Al fine di evitare l’Aids, è cosa più pratica e fattibile insegnare agli africani l’“uso corretto” del condom o il cambiamento primario del comportamento sessuale?

Il cambiamento primario del comportamento. Possiamo insegnare l’uso corretto del condom, ma sappiamo che poche persone lo metteranno in pratica.

Quanti sono a tutt’oggi i paesi del Terzo mondo che sono riusciti a ridurre i loro tassi di sieroprevalenza? Come ci sono riusciti?

Oggi notiamo un declino della sieroprevalenza in 8-9 paesi africani. In ciascun caso prima abbiamo registrato una diminuzione del numero di uomini e donne che dichiarano di aver avuto più di un partner nell’anno precedente. Ma è difficile attribuire questo cambiamento ai programmi nazionali contro l’Aids. La maggior parte dei programmi nazionali si occupano del cambiamento di comportamento solo per quanto riguarda l’adozione del condom. Credo che oggi assistiamo a questo cambiamento di comportamenti più o meno spontaneo perché la gente ha cominciato a vedere cosa funziona e cosa no. È anche possibile che le organizzazioni religiose abbiano aiutato al cambiamento di comportamento, a dispetto dei programmi nazionali che non ne tengono conto.

Nel suo libro Rethinking Aids prevention lei ha scritto: «Qualunque sia il tasso di fallimento dei condom per quanto riguarda la contraccezione, dovrebbe essere più alto per quanto riguarda l’Aids» (p. 97). Roba da far venire i brividi. Quanto è il tasso di fallimento dei profilattici come contraccettivi?

Hanno un tasso di successo del 75-80 per cento. Dunque, probabilmente, i due tassi sono paragonabili. Nel libro mi riferivo al fatto che il concepimento è possibile soltanto in alcuni giorni del ciclo della donna, mentre le infezioni da Hiv possono avvenire ad ogni rapporto.

Alcune statistiche indicano che i paesi africani dove il condom è più disponibile sono gli stessi dove l’incidenza dell’Aids è più alta. Significa che la distribuzione di condom ha peggiorato la situazione, come diceva il Papa?

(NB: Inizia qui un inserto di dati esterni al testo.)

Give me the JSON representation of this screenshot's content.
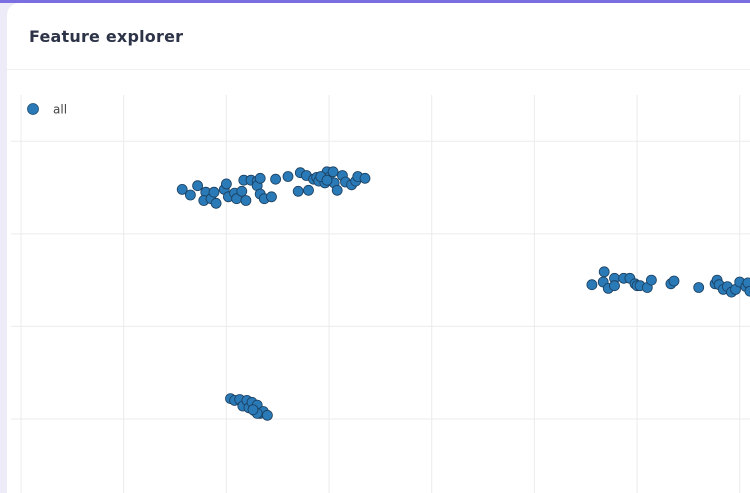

È difficile dare una risposta. Abbiamo studi che mostrano che l’uso scorretto del condom – che coincide con l’uso tipico – è peggio del mancato uso. Ed esiste uno studio condotto in Uganda che mostra che l’intensa promozione del condom porta ad un aumento dei comportamenti a rischio.

Cosa i pensano i suoi colleghi di Harvard delle sue posizioni? Subisce boicottaggi? Ha perso amici e possibilità di fare carriera?

Non godo di grande sostegno. Il nostro programma sta per lasciare Harvard.

Sì, sappiamo che il suo Hiv Prevention Research Project ad Harvard sta finendo e non sarà rinnovato. Ciò accade a causa delle sue idee politicamente scorrette? Che cosa farà ora?

Preferisco non rispondere. È meglio che chieda a qualcuno di Harvard cosa pensano. Sto scrivendo due libri sull’Aids, e uno di essi s’intitola Aids and Ideology.

Professor Green, lei è cattolico, o comunque cristiano?

No. Credo in Dio a modo mio ma non appartengo a nessuna chiesa o gruppo religioso.